Perils of social media: Officials see more cyberbullying, online drama than sexting
SYCAMORE – Are you worried about your children sexting? Cyberbullying? Basically using their phones for any unsavory purposes?
Maybe you don’t know how to start a conversation about it. Sycamore police Sgt. Joe Meeks does.
“Call me,” he said. “If you’re having trouble with it, I don’t.”
Although Meeks recently was promoted to sergeant in the patrol division, he continues to be determined to educate children, and their parents, about the dangers of social media.
“Can we get to the kids before they make that one mistake ... ‘I think he or she likes me, so OK I’ll just send this picture,’ “ Meeks said. “There’s millions of child abuse images out there, and anything we can do to stem that flow is what we try to do.”
For two years, Meeks worked as a detective for the Sycamore Police Department. He said the digital age has “enveloped us,” and that it will only get more intense from here.
In the past few years, that overwhelming presence has sparked changes in how area schools approach issues with students online.
“We were having a lot of problems,” Sycamore High School Principal Tim Carlson said. “Kids [were] getting in trouble with things on social media, in terms of sexting. Kids [were] saying mean things to each other on social media and hiding behind a screen.”
Administrators created a Digital Citizenship Committee in 2016 and created a campaign to remind students that the photos, comments and videos they posted online had effects. Since then, online safety reminders have become common practice.
DeKalb School District 428 also has a Digital Citizenship program that adapts to each grade level. At Clinton Rosette Middle School, it is incorporated into everyday classes.
“Even when we’re talking about things like kindness and bullying and conflict resolution, there’s always a cybercomponent,” said Robin Enders, one of the school’s counselors. “They’re growing up with this technology, so they need to understand both the benefits and the consequences of what they’re doing.”
Although teachers and administrators hope that being proactive has helped stanch the flow of inappropriate online behavior, they recognize students also may be improving in the ways they hide it from both teachers and parents.
“Parents really want to believe their kids when their kids say they closed all their accounts,” said Jen Gammelgaard, another counselor at Clinton Rosette. “They don’t necessarily realize their kid has three open accounts or that they’ve opened one in another name.”
Meeks, Carlson, Enders and Gammelgaard mentioned the same smartphone applications that continue to cause the majority of issues – Snapchat and Instagram. Kik Messenger, Facebook Messenger and Musical.ly occasionally pop up, as well.

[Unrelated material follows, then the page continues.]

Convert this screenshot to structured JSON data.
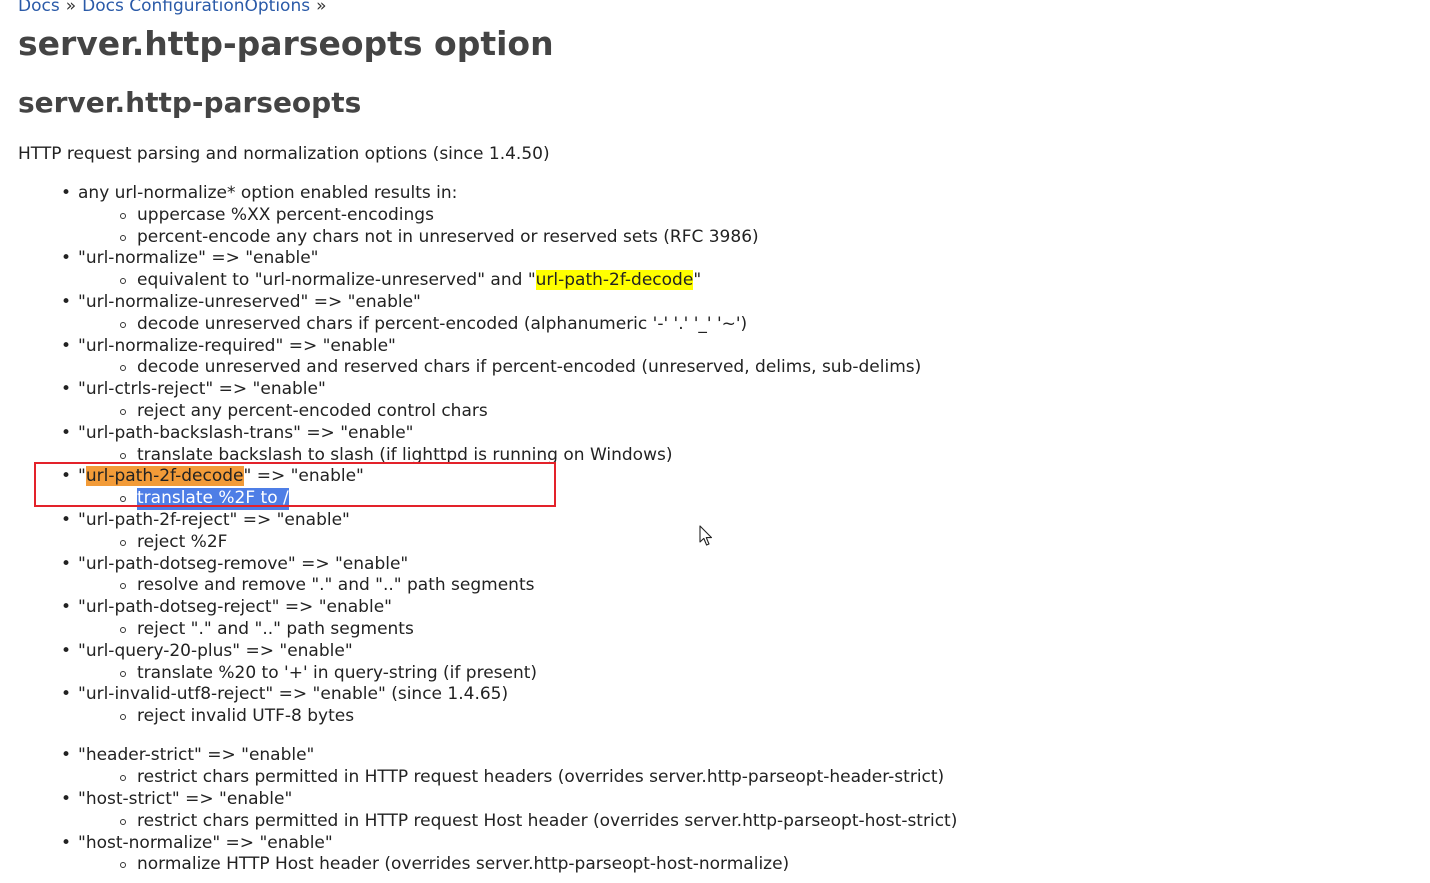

“Teen drama” and cyberbullying come across school administrators’ desks most frequently, typically occurring when relationships end or one students verbally attacks another.
But messaging inappropriate photos or posting them to fake Instagram accounts, also known as “finstas,” continues to cause problems.
“You have friends, then you have people you know and people you know of,” said Meeks, who is affiliated with the Illinois Attorney General’s Internet Crimes Against Children Task Force. “If you have 3,000 friends, or followers on Snapchat or Instagram, those aren’t your friends. We need to be mindful of what we’re putting out there.”
Meeks and school administrators agree that parents are a vital factor in ensuring children are good digital citizens, and they need to be engaged.
“We started, when we were younger, giving our kids mobiles for them to play with,” Meeks said. “Even though there’s not a screen on it, what we don’t realize is we’ve been using devices to entertain our children for years.”
Parents should set ground rules regarding when and how long smartphones and other technology can be used, enable restrictions on children’s phones and look into applications such as Life 360 and TeenSafe to assist them in monitoring.
If parents are uncomfortable restricting applications, they should at least download them on their own devices to know how they work, Enders said.
Commonsensemedia.org and the Illinois attorney general’s website are also good resources, Meeks said. Meeks also invites parents to meet with him and discuss issues they might be facing with their children’s social media use. Meeks can be reached via his desk phone at 815-899-1756, cellphone 815-751-3037 or by email at firstname.lastname@example.org.
Clinton Rosette also will host an event for parents to learn about online safety and digital citizenship with a representative from the attorney general’s office April 17 at DeKalb High School.